Nina Scholz about 7 years

@ibrahimmahrir, i am assuming all id are unique. no need to filter all sub array. this generates new references, which are not necessary. save the environment.
ibrahim mahrir about 7 years

I'm not talking about the subBrands array itself (those ID should be unique). I'm talking about different objects that contain a subBrand array.
ibrahim mahrir about 7 years

Plus this is not a typlical use of some. It should be used just to check if an item match some criteria or not (as lookahead for other stuff).
guest271314 about 7 years

@ibrahimmahrir "Plus this is not a typlical use of some.
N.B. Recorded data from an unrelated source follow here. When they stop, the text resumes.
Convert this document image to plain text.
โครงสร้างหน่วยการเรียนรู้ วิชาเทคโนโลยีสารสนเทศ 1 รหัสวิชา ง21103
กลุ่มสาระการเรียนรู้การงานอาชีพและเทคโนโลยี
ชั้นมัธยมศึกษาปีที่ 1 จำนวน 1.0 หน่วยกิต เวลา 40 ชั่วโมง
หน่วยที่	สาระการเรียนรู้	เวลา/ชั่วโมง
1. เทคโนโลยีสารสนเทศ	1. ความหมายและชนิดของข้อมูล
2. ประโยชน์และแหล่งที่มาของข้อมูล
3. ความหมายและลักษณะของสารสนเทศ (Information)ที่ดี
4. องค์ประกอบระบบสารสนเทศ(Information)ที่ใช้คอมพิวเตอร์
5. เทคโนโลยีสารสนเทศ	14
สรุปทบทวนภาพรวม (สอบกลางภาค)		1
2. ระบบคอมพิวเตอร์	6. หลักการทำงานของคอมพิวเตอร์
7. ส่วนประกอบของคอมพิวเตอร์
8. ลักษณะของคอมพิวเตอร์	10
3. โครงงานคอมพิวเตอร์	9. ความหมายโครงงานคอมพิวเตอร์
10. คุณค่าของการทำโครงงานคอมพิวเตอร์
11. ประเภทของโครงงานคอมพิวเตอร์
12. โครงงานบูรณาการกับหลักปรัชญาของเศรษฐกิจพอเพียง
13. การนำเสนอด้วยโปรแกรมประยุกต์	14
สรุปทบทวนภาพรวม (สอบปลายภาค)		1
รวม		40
It should be used just to check if an item match some criteria or not (as lookahead for other stuff)." ? What do you mean by "should be used"? There are no restrictions on use of Array.prototype methods for different tasks.
Nina Scholz about 7 years

you create all new reference by filtering an array. this looks a bit over the top for this purpose, even if there is not an object with the wanted id, you yield a new array.
guest271314 about 7 years

Why should a new array be created at each iteration at .forEach(), where requirement is to remove an object from existing array?
ibrahim mahrir about 7 years

@NinaScholz @guest271314 If you consider that the only other approach is to call forEach and splice on each found element, this will be the best.
guest271314 about 7 years

@ibrahimmahrir "If you consider that the only other approach is to call forEach and splice on each found element, this will be the best." That is not the only other possible approach. That is the pattern that you have selected to use. What do you mean by "best"? Creating a new array is not necessary to achieve expected result of removing an object from an existing array.
Nina Scholz about 7 years

@BarryWalsh, i don't know, if i am the right person, my proposal is below, but anyway do you need one original array and another without the specific id? or just one?
BarryWalsh about 7 years

@ibrahimmahrir I'm seeing something a bit odd so just want to make sure it isn't coming from something in your answer. For some reason when I run that it overwrites the value of two different arrays with the same value. So I have two variables with the same value initially, one will store the filtered version. But when I run that function without referencing the other variable both are updated. It's really weird – BarryWalsh 9 mins ago
BarryWalsh about 7 years

@NinaScholz whoops, sorry about that. I'll try that now cheers!
ibrahim mahrir about 7 years

@BarryWalsh you want the result to be stored in a new array and not overriding the original?